Resis1 on Fri, 29 Nov 2013 18:31:37
I have a use case below whih I 'think' streaminsight is suitable for - just want a bit of advice if you guys think it is in fact suitable for StreamInsight..
We have a process used to price our products, when a price is required the process collects numerous piece of information. Some of the information that is required has a 'real-time' nature to it (and hence why I'm looking at StreamInsight).
The real-time information required is:
x number of events in last 30 seconds, 30 minutes, 1 hour, 24 hours per customer that has used the system (customer ID)
for the last x events a given set of info per customer (e.g. EventA: attribute 1,2,3,4 EventB: attribute 1,2,3,4 ...) this requirement is time independant, i.e. the time between events could be 30 seconds or 24 hours, we just want the last x of them.
The tricky bit is the pricing process will come only at any time and want the most recent set of the above data.
Can I come back to StreamInsight on an adhoc basis and ask the questions above for a given customer, or do I need to have the queries running with the results going to a sink (say a NoSql/SQL DB) and query that instead when I want to know the results.
From what I've seen of StreamInsight and from playing with the examples it seems a really good way to do the temporal counting aspect, not too sure about the last x events side though. but I am struggling with how I would get the info to the pricing application.
Thank you in advance for any insight/replies etc.
Allen Li - MSFT on Mon, 02 Dec 2013 05:45:06
Thank you for your question.
I am trying to involve someone more familiar with this topic for a further look at this issue. Sometime delay might be expected from the job transferring. Your patience is greatly appreciated.
Thank you for your understanding and support.
TXPower125 on Tue, 03 Dec 2013 05:30:59
Do you need the last x number of events in a given time period y or do you need the number of events x that occurred in the time period y?
If it's the former, your sink(s) should probably resemble a queue. You could use SQL DB or NoSQL depending on throughput requirements. Depending on what your memory situation is, you might be able to just do it all in RAM and not bother with the overhead of disk I/O.
Remember, StreamInsight does not work like a relational database where you make a query and then get a response. Rather, your StreamInsight queries are constantly yielding results that you consume through an output adapter/sink.
SandeepChalke on Tue, 03 Dec 2013 11:03:41
In addition this might help-
Resis1 on Tue, 03 Dec 2013 11:45:21
"Do you need the last x number of events in a given time period y or do you need the number of events x that occurred in the time period y?"
If i've understood your distinctions both :-)
May be worth attempting to break this down a little more:
So we have Customer 1 acting on a process which produces some events:
- Event @ 10:00
- Event @ 10:05
- Event @ 10:10
- Event @ 10:11
- Event @ 10:16
- Event @ 10:22
Ony of my Queries would be how many events did customer 1 do in the last 10 minutes, this would give me the following output events:
@10:10 = 3
@10:20 = 2
@10:30 = 1
I'm happy with this scenario - built a small little POC over the weekend with MongoDB as my sink - All good!

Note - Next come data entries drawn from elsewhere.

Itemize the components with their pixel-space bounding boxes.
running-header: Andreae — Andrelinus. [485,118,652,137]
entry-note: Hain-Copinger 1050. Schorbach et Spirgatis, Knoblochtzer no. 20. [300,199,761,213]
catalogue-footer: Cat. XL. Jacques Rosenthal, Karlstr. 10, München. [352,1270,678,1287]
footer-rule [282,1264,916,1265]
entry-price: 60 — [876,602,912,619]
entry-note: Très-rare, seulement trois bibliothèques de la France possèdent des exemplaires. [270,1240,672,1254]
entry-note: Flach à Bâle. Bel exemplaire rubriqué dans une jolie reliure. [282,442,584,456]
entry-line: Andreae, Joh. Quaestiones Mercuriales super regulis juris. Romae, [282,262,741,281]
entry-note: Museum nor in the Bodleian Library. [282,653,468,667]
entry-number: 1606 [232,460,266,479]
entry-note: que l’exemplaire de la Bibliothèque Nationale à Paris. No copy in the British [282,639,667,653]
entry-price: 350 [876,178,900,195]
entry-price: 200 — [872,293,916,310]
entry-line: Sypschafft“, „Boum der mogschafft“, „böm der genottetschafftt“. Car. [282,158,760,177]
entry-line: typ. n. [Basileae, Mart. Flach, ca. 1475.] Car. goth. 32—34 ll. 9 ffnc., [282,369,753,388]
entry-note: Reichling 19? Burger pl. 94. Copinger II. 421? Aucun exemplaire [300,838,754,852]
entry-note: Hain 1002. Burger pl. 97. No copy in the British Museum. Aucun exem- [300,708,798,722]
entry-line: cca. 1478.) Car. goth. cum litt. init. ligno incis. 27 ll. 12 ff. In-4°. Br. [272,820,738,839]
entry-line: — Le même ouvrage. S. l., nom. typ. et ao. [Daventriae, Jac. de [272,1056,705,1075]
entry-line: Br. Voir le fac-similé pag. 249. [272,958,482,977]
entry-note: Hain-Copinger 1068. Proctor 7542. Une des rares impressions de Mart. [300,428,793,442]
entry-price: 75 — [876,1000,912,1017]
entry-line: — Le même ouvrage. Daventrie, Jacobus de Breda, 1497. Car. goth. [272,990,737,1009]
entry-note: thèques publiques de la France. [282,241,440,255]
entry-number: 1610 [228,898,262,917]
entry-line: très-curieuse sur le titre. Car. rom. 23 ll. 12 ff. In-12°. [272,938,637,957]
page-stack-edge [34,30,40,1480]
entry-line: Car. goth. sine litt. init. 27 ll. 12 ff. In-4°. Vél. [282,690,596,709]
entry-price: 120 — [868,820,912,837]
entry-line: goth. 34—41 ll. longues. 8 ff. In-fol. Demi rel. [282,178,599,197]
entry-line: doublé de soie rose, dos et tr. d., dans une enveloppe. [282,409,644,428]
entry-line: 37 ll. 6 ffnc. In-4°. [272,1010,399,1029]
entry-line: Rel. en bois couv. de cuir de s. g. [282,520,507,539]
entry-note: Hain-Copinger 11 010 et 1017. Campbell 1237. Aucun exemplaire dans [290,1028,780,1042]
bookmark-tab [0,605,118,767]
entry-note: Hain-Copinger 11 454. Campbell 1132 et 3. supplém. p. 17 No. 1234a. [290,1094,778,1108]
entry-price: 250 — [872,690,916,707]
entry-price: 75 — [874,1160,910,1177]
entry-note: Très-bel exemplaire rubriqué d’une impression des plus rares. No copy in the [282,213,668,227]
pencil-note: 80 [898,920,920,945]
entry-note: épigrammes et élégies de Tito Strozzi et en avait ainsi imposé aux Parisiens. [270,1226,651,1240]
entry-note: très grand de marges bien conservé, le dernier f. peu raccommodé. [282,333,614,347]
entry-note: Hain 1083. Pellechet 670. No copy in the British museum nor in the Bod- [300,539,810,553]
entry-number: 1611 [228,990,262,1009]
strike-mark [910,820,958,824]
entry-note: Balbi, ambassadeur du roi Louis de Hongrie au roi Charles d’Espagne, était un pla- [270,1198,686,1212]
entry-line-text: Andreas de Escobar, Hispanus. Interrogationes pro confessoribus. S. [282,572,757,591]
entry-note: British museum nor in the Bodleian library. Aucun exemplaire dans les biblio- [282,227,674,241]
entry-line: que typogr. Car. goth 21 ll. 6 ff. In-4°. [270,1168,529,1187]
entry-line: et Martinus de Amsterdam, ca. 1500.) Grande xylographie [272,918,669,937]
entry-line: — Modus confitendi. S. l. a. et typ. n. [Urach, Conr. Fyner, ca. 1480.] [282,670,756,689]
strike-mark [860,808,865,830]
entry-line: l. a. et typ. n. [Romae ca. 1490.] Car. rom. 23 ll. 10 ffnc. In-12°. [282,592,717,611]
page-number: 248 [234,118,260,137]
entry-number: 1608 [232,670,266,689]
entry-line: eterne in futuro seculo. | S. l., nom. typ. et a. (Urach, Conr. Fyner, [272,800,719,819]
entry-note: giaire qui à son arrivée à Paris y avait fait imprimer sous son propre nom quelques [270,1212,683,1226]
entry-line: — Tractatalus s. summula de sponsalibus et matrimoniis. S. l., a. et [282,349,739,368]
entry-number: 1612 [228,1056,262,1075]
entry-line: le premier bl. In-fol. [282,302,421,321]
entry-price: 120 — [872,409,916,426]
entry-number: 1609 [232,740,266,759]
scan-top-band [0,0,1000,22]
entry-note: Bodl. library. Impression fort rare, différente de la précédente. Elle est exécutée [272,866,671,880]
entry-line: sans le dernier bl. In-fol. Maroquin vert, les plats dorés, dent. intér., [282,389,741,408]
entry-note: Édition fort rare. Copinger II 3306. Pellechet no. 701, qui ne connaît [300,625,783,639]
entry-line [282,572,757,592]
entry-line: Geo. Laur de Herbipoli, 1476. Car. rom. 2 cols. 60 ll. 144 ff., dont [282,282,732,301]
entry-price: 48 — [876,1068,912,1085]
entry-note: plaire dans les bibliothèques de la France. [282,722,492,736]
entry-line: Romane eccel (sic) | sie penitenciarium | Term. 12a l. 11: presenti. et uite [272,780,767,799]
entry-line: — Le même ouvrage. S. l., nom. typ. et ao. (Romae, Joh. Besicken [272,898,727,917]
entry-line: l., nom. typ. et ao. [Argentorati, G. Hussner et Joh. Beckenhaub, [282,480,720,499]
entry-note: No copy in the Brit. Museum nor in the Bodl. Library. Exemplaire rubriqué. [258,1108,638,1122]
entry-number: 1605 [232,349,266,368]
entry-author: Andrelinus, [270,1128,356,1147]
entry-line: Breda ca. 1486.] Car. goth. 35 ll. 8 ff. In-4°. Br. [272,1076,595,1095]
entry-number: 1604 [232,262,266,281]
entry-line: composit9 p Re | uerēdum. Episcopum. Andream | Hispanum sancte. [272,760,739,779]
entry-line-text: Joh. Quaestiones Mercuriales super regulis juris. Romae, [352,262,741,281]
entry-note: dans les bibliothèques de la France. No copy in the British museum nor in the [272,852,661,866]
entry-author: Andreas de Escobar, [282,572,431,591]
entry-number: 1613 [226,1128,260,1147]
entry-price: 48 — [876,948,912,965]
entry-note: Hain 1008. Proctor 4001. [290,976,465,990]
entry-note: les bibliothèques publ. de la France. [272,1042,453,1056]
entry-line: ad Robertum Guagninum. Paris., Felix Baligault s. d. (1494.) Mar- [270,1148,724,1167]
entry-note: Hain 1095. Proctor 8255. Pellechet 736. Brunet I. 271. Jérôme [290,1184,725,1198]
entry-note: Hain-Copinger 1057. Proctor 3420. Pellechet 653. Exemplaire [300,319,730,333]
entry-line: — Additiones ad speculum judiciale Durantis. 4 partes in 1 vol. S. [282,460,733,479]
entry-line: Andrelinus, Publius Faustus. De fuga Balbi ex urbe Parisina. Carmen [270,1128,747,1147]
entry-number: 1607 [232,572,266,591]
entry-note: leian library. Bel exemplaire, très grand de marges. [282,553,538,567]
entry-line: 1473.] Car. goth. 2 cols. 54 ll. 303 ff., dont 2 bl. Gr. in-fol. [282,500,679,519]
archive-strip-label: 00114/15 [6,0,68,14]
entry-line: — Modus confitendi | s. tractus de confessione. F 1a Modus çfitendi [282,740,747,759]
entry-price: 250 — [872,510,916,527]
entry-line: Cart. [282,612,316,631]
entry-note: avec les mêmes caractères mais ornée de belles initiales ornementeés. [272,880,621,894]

This answers the second part of your question (I think) "do you need the number of events x that occurred in the time period y"
My other query would be:
Give me the last 3 events for customer 1 (over any timeframe).
Here I would want event 4,5 and 6.
Is this something suitable for Streaminsight? I'm thinking it isn't and really I should be just passing the events to a 'store' and let ti worry about maintaining a list of the last x number of events.
Resis1 on Tue, 03 Dec 2013 11:54:20
Thanks Sandeep - Reading up on checkpoints is on my to do list!
TXPower125 on Tue, 03 Dec 2013 21:24:46
Yeah, the first part of your scenario is just a hopping window, group by, and count to get your results.
The second part of your query will be constantly changing depending on the frequency of events. If you don't need to store all the events, I would probably create a sink that maintains the last 3 events for each customer in memory that you could query via WCF or something along those lines. How many customers are we talking about?
Resis1 on Wed, 04 Dec 2013 09:12:21
First of all thank you for your responses - much appreciated!
Overall we're talking about 17 million as a maximum (it would take some time to get to this point) and for each event we'll be holding under 10 attributes.
We may going off-topic slightly, but what would you use to implment a sink that would maintain only the last number of events?
(To put it in context - i'm researching the general area to make a recommendation to proceed with streaminsight to solve our current problems, however my background isn't .net development (various other obscurce languages).
** I've just realised, my question in this post was a little dumb - lots of methods to implement somethnig like that (lists, arrays, etc etc).
I still be interested in the approach you would take though.